= J. T. Whitney =

John Timothy Whitney (14 December 1945 – 15 December 1990), known also as Tim Whitney, was an expert on British postmarks who wrote a popular catalogue on the subject that has been through many editions, and the definitive guide to the stamps and postal history of the Isle of Man. He was also an expert on the philately of the French coastal islands.

The eldest of three brothers, Tim obtained a degree in theology from Oxford University and in 1975 a Ph.D. from Nottingham University.

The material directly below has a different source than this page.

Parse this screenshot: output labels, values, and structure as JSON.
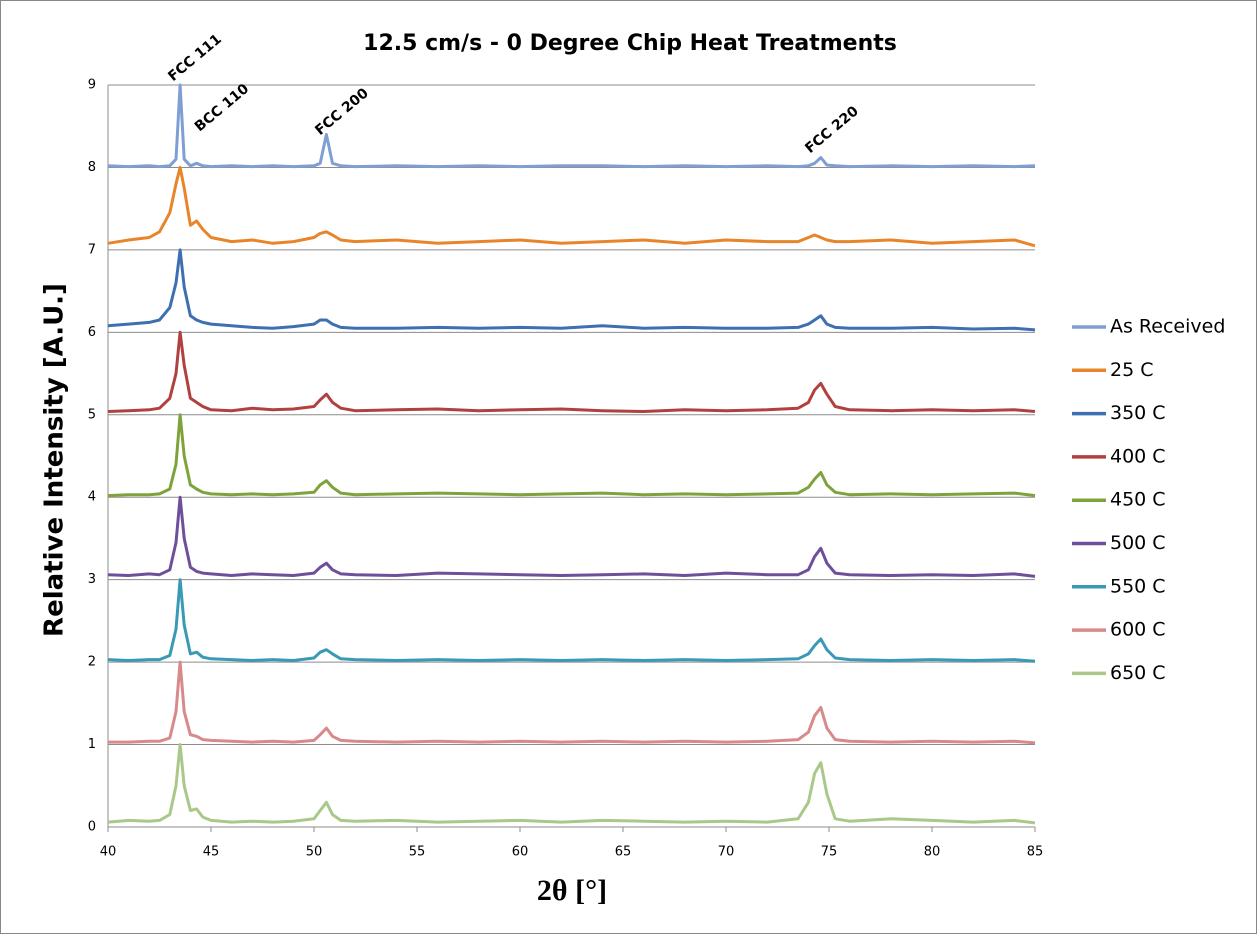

He ran the religious studies department at South East Essex Sixth Form College for many years, where his wife Diana also worked. They had three children. He was known there as 'the Doc' and was also ordained a Baptist Minister, as his father, Joseph Charles Whitney, had been. His mother was Doris Whitney, who wrote several devotional books for Baptist churches.

He had had muscular dystrophy since his teens and was an active fundraiser for MD causes. He died in Southend-On-Sea, Essex, the day after his 45th birthday.

==Selected publications==
- Collect British Postmarks. 4th edition. Benfleet, Essex: J.T. Whitney, 1987. ISBN 0-9511867-0-1
- Isle of Man Handbook of Stamps and Postal History. Chippenham, Wiltshire: Picton Publishing & B.P.H. Publications Ltd., 1981 ISBN 0-902633-67-8, 309p.